Monitor /adminaccount.php access logs for unusual Date parameter values containing SQL keywords (SELECT, UNION, OR, AND, DROP, etc.) and special characters (single quotes, semicolons, hyphens). Enable database query logging to detect anomalous SQL execution patterns. Implement intrusion detection signatures targeting SQL injection payloads. Alert on failed database queries originating from the application. Review authentication logs for credential abuse or unusual login patterns preceding the injection attempts. Network traffic analysis can identify data exfiltration following successful injection.

Why prioritize this

Although not yet listed on CISA's Known Exploited Vulnerabilities catalog, the combination of public exploits, healthcare sector criticality, PHI exposure risk, and authentication requirement warrants immediate attention. This is not a critical zero-day but a readily exploitable flaw in infrastructure handling sensitive data. Organizations should treat this as a high-priority patch candidate given regulatory compliance obligations and reputational consequences.

Risk score, explained

The CVSS v3.1 MEDIUM score (6.3) appropriately reflects the dual nature of this flaw: network accessibility and broad potential impact (confidentiality, integrity, availability) are offset by the requirement for prior authentication. For healthcare organizations, the risk is contextually higher due to the sensitivity of hospital data and regulatory mandates; internal risk assessment should weigh business criticality, patient safety implications, and regulatory exposure beyond the base CVSS metric.

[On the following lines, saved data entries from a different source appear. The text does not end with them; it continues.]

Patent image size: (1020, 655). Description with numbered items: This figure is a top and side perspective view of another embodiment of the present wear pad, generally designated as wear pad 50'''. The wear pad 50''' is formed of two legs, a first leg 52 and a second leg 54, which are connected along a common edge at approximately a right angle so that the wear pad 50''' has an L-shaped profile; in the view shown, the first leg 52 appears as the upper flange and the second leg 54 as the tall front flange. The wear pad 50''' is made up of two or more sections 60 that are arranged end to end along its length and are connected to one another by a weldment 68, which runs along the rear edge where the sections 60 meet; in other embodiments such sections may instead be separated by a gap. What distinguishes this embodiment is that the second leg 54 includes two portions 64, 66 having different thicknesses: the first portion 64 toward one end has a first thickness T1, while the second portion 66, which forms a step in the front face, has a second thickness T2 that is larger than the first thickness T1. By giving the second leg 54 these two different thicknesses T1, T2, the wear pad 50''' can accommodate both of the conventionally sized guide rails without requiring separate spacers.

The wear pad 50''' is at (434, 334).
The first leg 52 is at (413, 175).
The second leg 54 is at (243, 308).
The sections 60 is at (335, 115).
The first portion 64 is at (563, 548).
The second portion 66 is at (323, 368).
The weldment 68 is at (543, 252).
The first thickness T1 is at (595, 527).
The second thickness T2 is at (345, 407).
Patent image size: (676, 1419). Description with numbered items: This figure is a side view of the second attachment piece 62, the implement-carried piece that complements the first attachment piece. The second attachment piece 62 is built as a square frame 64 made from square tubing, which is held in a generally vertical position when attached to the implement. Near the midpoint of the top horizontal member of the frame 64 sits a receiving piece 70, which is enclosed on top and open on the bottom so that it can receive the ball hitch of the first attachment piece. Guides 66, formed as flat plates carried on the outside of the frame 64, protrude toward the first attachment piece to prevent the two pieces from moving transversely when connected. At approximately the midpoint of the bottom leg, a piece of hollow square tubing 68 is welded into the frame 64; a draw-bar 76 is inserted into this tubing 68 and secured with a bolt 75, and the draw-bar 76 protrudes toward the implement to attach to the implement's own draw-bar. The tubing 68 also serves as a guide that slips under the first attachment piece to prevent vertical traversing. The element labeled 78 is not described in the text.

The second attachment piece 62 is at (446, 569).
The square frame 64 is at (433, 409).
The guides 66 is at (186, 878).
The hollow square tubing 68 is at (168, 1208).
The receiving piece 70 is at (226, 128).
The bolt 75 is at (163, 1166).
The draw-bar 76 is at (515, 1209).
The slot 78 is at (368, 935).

Frequently asked questions

Can an attacker exploit this without valid credentials?

No. The CVSS vector (PR:L) confirms authentication is required. However, this is often not a significant barrier in hospital environments where many staff have system access, or if credentials have been compromised through phishing or other means.

What data is at risk if this vulnerability is exploited?

An attacker can query or modify any data accessible to the database user account running the application, potentially including patient records, billing information, appointment schedules, and staff information. The scope and sensitivity depend on database permissions and what data the Hospital Management System stores.

Is there a workaround if we cannot patch immediately?

Full remediation requires a vendor patch. However, you can reduce risk by: restricting network access to /adminaccount.php, deploying WAF rules to block SQL injection patterns, enforcing multi-factor authentication for admin accounts, and isolating the application on a segmented network. These are interim measures, not permanent solutions.

Has this been added to CISA's Known Exploited Vulnerabilities list?

As of the latest data, CVE-2026-11513 is not on the KEV catalog, but public exploits exist. KEV listing is one of many signals; prioritization should also consider your organization's exposure and the sensitivity of affected data.

This analysis is provided for informational purposes and does not constitute legal, compliance, or medical advice. Organizations must verify patch availability and timelines directly with itsourcecode vendor support. Risk prioritization should incorporate your organization's specific deployment, regulatory obligations, and business context. SEC.co does not warrant the accuracy of vendor statements or patch timelines; always cross-reference official vendor advisories. Consult your legal and compliance teams regarding HIPAA and state privacy notification requirements in the event of a confirmed breach. Source: NVD (public-domain), retrieved 2026-07-15. Analysis generated by SEC.co (claude-haiku-4-5).